Spectral lines are the result of interactions between a quantum system (usually atoms, but sometimes molecules or nuclei) and individual photons. All spectra and spectral lines result from transitions between discrete energy states of matter in which photons of corresponding energy (and hence characteristic frequency or wavelength) are absorbed or emitted. The energy levels thus determined can be used to study atoms and molecules. A photon is absorbed when it has the correct energy to allow a change in the energy state of the system (in the case of an atom, this is usually an orbital jump of an electron); it is then re-emitted spontaneously, or at the same frequency as the original, or in a cascade, where the sum of the energies of the emitted photons is the same as that of the absorbed photon. The direction of the new photons will not be related to the direction of the original photon.
Depending on the geometry of the gas, the source of the photon, and the observer, either an emission line or an absorption line will be produced: if the gas is between the source of the photon and the observer, a drop in light intensity will be observed in the frequency of the incident photon, since the re-emitted photons will be in different directions than the original. This is an absorption line. If the observer sees the gas but not the photon source, he will see only the re-emitted photons in a narrow frequency range.
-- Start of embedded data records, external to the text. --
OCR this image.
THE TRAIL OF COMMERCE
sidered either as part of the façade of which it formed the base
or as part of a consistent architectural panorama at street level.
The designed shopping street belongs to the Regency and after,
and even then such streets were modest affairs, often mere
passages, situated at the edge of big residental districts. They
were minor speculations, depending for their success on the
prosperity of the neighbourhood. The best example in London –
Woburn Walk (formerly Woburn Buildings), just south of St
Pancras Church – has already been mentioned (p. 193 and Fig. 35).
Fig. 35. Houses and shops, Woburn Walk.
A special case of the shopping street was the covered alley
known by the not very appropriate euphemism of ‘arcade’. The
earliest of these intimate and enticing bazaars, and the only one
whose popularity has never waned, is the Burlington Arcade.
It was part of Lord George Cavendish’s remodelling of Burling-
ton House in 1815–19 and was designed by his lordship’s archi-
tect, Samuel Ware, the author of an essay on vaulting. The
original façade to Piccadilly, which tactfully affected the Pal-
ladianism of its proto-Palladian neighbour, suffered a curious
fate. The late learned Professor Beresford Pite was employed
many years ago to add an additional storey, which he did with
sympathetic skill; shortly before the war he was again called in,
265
This is an emission line.
The absorption and emission lines are extremely atom specific and can be used to easily identify the chemical composition of any medium through which light can pass (usually gases). They also depend on the physical conditions of the gas and are therefore widely used to determine the chemical composition of stars and other celestial bodies that cannot be analyzed by other means, as well as their physical conditions.
Other mechanisms besides atom-photon interaction can produce spectral lines. Depending on the physical interaction (with molecules, single particles, etc.), the frequency of the photons involved varies widely, and the lines can be observed along the entire electromagnetic spectrum, from radio waves to gamma rays.
An absorption line is a dark line in a continuous spectrum corresponding to the absorption of light or other form of electromagnetic radiation at a well-defined wavelength; the pattern of such lines is characteristic of specific atoms or molecules in the path of the radiation. When a light source with a continuous spectrum is viewed through a cool gas, dark lines appear in the spectrum. The wavelengths of the lines are identical to the wavelengths of emission lines from the same gas when heated. Spectral lines are often used to identify atoms and molecules.
The pattern of absorption lines in a spectrum is diagnostic of the types of atoms and molecules present in, for example, the surface layers of a star or the atmosphere of a planet. Absorption lines can be seen in the spectra of the Sun and other stars. Most are Fraunhofer lines, but some are produced in the cool interstellar gas along the line of sight and give clues to the physics and chemistry of the interstellar medium. Absorption lines in quasars carry information about intergalactic space.